Just the other day we were gifted with yet another surprise summer appearance – a large plump healthy female Western toad. She had been spooked out of her cabbage patch retreat after the soaker hoses were rearranged, and decided to settle down in the berry patch to munch on some of the many bees and fruit flies that forage there all day.
Sprocket was gone by morning, but we had done some fast googling and made a toad house (complete with soaking pool) from a clay pot we had hanging around.
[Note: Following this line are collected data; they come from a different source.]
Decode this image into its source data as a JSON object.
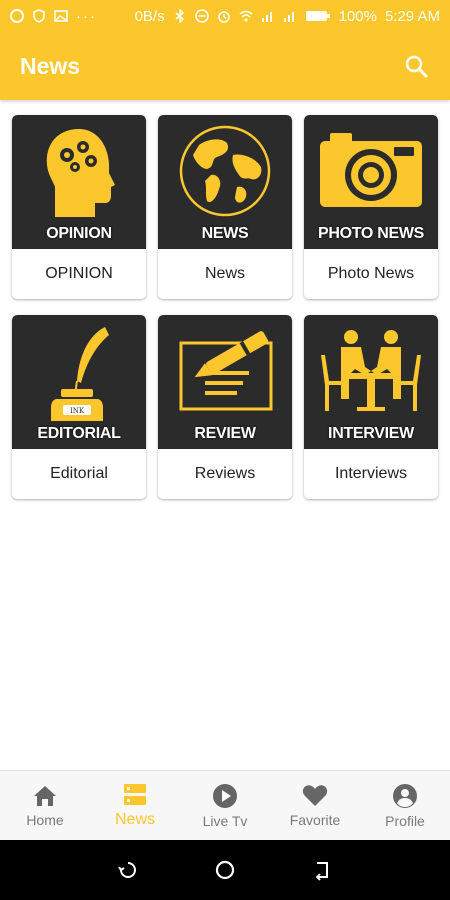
{
  "status_bar": {
    "speed": "0B/s",
    "battery": "100%",
    "time": "5:29 AM"
  },
  "app_bar": {
    "title": "News",
    "search_icon": "search-icon"
  },
  "colors": {
    "accent": "#fbc72c",
    "tile_bg": "#2b2b2b",
    "inactive": "#7a7a7a"
  },
  "categories": [
    {
      "image_label": "OPINION",
      "caption": "OPINION",
      "icon": "head-gears-icon"
    },
    {
      "image_label": "NEWS",
      "caption": "News",
      "icon": "globe-icon"
    },
    {
      "image_label": "PHOTO NEWS",
      "caption": "Photo News",
      "icon": "camera-icon"
    },
    {
      "image_label": "EDITORIAL",
      "caption": "Editorial",
      "icon": "quill-ink-icon"
    },
    {
      "image_label": "REVIEW",
      "caption": "Reviews",
      "icon": "pen-paper-icon"
    },
    {
      "image_label": "INTERVIEW",
      "caption": "Interviews",
      "icon": "interview-table-icon"
    }
  ],
  "bottom_nav": [
    {
      "label": "Home",
      "icon": "home-icon",
      "active": false
    },
    {
      "label": "News",
      "icon": "news-list-icon",
      "active": true
    },
    {
      "label": "Live Tv",
      "icon": "play-circle-icon",
      "active": false
    },
    {
      "label": "Favorite",
      "icon": "heart-icon",
      "active": false
    },
    {
      "label": "Profile",
      "icon": "profile-icon",
      "active": false
    }
  ],
  "ink_label": "INK"
}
She may not move into the new house, but her offspring might, especially since her visit also prompted us to add a little trough pond near the garden.
Luckily we still had a functioning fountain pump from a small planter water garden we made a decade ago (sometimes it pays to packrat), a 50 gallon trough no longer needed by large livestock, some pretty landscape rock salvaged from a friend’s yard, and a ceramic pot for the bog plant we picked up for $3. Our little pond will need some spiffing up, and we’re excited to check out a pond/koi/water garden shop in town this weekend. Since 50 gallons isn’t big enough to house fish sustainably, we’re going to set things up to attract frogs and toads. More plants, both in and out of the water, and possibly changing from a fountain bubbler to a wee waterfall. We’ll pretty-up the edging, leaving lots of nooks & crannies for amphibians to hide in, and when winter arrives (if it does) we will put a trough heater in to keep it warm enough for them to survive.